There are numerous ways in which the plague could have affected art and its production during 14th century Italy. The large death tolls caused the economy to undergo extreme inflation. It became increasingly difficult not to mention dangerous to continue trade. This in turn caused the price of goods whether imported or local to skyrocket. In many ways this could have helped the artists who survived the plague. Not only was there less competition but those who had money were more willing to spend large amounts on works of art to continue their image of wealth. They may have needed to do this because the lines were a bit blurred between the rich and the poor because of increased wages due to the lack of working individuals.

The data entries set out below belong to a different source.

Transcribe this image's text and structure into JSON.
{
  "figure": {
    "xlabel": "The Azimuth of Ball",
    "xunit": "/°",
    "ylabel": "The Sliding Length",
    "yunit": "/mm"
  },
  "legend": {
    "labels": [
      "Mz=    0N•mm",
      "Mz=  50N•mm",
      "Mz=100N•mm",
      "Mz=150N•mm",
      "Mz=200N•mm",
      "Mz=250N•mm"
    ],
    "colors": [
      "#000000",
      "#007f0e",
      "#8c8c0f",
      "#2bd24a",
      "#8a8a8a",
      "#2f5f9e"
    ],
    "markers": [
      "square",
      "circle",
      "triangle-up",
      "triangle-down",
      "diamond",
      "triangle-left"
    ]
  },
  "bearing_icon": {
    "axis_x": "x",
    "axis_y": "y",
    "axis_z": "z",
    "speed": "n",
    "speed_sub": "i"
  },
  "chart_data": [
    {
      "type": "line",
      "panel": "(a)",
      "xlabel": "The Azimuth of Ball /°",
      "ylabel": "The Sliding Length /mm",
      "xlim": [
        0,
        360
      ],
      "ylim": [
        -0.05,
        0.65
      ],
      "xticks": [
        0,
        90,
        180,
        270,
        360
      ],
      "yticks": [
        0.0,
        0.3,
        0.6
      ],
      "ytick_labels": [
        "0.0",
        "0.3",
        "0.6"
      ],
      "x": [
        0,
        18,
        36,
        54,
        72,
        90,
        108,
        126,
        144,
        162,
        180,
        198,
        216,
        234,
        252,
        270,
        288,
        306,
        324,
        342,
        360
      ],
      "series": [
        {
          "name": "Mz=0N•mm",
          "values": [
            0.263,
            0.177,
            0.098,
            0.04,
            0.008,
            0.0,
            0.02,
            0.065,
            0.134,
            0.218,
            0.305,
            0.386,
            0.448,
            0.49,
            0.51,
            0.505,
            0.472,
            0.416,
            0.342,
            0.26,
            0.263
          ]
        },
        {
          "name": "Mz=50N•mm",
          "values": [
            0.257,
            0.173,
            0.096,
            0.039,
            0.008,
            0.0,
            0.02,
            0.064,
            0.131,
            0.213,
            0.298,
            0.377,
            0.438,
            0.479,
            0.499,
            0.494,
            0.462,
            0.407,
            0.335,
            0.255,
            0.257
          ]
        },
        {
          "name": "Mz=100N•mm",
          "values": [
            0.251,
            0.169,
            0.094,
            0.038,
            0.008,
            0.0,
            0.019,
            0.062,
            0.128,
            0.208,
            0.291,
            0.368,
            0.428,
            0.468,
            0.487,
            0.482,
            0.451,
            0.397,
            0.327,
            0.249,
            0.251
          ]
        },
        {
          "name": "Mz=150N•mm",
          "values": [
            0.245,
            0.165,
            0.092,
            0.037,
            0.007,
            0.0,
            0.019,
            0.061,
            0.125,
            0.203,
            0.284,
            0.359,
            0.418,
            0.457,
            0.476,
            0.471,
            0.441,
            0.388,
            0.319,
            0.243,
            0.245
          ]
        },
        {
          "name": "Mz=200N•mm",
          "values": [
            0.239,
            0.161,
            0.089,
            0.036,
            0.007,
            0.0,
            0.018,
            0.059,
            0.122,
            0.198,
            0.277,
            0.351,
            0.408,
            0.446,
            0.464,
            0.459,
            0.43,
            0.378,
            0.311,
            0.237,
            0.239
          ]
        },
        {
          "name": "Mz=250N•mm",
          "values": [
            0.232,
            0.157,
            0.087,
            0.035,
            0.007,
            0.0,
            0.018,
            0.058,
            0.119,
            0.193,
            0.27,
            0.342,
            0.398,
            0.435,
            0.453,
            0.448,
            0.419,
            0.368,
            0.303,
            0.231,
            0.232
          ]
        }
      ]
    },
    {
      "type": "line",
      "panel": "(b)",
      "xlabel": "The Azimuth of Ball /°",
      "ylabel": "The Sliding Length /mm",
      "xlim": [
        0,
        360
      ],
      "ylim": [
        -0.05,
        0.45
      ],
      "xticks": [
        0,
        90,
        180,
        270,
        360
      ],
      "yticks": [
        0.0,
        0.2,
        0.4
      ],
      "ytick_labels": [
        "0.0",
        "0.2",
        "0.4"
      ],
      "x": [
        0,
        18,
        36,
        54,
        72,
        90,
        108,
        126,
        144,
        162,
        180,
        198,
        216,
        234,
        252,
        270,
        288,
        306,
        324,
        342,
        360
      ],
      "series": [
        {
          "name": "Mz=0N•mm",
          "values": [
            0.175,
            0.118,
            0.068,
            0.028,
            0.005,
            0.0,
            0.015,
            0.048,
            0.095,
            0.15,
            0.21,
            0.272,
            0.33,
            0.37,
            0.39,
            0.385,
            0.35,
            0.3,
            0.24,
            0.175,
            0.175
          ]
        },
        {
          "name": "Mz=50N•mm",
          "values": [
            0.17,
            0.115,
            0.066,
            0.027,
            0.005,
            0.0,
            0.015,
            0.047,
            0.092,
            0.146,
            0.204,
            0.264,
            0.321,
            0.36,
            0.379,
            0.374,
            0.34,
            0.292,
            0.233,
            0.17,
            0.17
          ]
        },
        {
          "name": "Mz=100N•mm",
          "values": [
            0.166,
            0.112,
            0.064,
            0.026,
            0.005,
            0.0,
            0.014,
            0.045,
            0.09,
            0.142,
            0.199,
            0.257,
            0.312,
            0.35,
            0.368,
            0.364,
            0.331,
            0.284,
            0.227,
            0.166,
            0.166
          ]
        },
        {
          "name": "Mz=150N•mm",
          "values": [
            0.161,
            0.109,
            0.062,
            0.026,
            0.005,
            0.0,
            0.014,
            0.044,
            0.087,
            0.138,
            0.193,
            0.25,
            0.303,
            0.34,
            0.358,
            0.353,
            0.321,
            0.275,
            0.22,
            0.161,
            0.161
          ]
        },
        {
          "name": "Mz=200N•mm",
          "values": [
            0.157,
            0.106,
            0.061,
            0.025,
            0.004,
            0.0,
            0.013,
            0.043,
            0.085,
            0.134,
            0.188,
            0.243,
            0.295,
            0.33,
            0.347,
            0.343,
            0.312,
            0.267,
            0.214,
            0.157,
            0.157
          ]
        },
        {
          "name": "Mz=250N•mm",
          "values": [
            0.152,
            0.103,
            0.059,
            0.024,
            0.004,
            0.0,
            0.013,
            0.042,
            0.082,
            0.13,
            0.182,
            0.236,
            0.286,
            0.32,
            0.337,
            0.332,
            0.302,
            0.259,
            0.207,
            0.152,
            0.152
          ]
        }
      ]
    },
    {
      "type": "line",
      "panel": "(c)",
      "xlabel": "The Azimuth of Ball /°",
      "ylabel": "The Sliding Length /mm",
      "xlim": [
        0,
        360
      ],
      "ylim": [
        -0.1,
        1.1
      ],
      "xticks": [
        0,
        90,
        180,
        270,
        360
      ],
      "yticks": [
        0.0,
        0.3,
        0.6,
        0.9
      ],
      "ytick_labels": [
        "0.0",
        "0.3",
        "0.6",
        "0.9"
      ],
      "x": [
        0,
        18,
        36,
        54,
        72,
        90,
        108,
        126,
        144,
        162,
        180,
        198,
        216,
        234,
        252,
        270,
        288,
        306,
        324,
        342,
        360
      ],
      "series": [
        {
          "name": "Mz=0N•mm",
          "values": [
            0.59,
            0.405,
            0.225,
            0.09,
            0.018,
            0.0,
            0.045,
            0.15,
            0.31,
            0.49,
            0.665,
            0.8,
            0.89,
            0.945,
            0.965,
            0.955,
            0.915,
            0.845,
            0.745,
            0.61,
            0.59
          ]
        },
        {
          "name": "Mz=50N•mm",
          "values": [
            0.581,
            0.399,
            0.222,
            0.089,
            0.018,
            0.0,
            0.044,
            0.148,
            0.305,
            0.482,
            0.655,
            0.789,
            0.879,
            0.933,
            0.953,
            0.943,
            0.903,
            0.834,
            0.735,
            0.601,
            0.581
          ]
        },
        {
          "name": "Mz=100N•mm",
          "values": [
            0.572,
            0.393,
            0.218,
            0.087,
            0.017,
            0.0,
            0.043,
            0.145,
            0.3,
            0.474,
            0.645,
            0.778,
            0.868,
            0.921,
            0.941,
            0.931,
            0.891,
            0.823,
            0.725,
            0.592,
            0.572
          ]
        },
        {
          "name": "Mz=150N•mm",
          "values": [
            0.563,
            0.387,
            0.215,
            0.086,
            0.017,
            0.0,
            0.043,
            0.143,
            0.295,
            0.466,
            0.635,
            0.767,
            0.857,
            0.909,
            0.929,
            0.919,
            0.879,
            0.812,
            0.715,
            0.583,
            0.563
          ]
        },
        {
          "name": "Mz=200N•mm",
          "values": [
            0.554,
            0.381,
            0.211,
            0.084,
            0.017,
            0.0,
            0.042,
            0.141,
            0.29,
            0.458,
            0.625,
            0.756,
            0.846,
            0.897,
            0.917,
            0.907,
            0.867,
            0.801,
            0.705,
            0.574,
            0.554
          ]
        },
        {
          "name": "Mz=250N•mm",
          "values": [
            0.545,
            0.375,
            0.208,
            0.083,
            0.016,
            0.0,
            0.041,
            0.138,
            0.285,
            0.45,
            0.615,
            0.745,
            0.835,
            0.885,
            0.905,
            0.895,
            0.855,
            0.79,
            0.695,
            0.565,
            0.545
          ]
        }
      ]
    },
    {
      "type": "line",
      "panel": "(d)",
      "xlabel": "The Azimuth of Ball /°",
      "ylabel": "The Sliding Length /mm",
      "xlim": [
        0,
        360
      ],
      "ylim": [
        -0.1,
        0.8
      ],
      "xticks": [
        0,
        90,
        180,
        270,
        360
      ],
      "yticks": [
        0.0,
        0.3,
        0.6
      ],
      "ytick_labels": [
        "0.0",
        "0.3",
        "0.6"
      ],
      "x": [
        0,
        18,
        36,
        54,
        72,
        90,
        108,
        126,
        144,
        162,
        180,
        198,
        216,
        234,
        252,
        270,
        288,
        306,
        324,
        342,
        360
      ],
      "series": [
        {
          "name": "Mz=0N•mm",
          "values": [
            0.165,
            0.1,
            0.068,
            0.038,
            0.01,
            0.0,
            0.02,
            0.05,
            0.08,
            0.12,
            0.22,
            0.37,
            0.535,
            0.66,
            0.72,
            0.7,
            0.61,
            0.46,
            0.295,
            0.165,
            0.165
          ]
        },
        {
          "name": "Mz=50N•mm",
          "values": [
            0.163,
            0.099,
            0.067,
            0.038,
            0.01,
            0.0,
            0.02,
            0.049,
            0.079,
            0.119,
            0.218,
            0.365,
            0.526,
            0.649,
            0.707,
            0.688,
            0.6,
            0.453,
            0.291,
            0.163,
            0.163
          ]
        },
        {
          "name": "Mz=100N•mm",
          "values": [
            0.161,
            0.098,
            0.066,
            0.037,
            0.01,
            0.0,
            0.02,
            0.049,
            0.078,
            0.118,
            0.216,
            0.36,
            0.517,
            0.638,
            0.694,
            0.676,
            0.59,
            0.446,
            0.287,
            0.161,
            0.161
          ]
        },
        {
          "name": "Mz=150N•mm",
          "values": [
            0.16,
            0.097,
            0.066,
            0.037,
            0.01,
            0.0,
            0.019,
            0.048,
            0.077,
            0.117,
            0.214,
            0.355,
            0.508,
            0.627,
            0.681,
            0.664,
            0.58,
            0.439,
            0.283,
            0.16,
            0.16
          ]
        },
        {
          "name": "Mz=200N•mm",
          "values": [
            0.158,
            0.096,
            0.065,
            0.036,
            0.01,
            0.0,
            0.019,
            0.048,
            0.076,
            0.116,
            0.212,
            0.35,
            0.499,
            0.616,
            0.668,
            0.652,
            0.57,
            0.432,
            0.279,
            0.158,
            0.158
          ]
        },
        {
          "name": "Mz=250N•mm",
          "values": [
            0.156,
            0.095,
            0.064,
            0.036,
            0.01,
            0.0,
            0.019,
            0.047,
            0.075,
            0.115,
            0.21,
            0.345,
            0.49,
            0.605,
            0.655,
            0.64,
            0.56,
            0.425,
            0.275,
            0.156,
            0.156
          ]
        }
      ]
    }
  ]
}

On one hand the plague allowed art to stray from religious themes but then again the plague also sparked the commission of religious and more specifically devotional works of art. One such artwork would be the Tabernacle of the Virgin Mary in Florence, Italy. This particular piece took over 10 years to complete and at the cost of some 87,000 gold florin. The arts took on a darker image, and death and dying became a common theme. Skeletons began making appearances in paintings and some of which were portrayed alongside people continuing with their everyday lives. These images portraying both the happy times along with the horrible memories of the dead were being paid for and displayed by churches and monarchs. Sculptures were also taking on more grim themes. Decomposing bodies, worms burrowing in the rotting flesh, and frail skeleton looking bodies’ dresses in torn clothing and rags were being sculpted. This was something unseen before this dark time.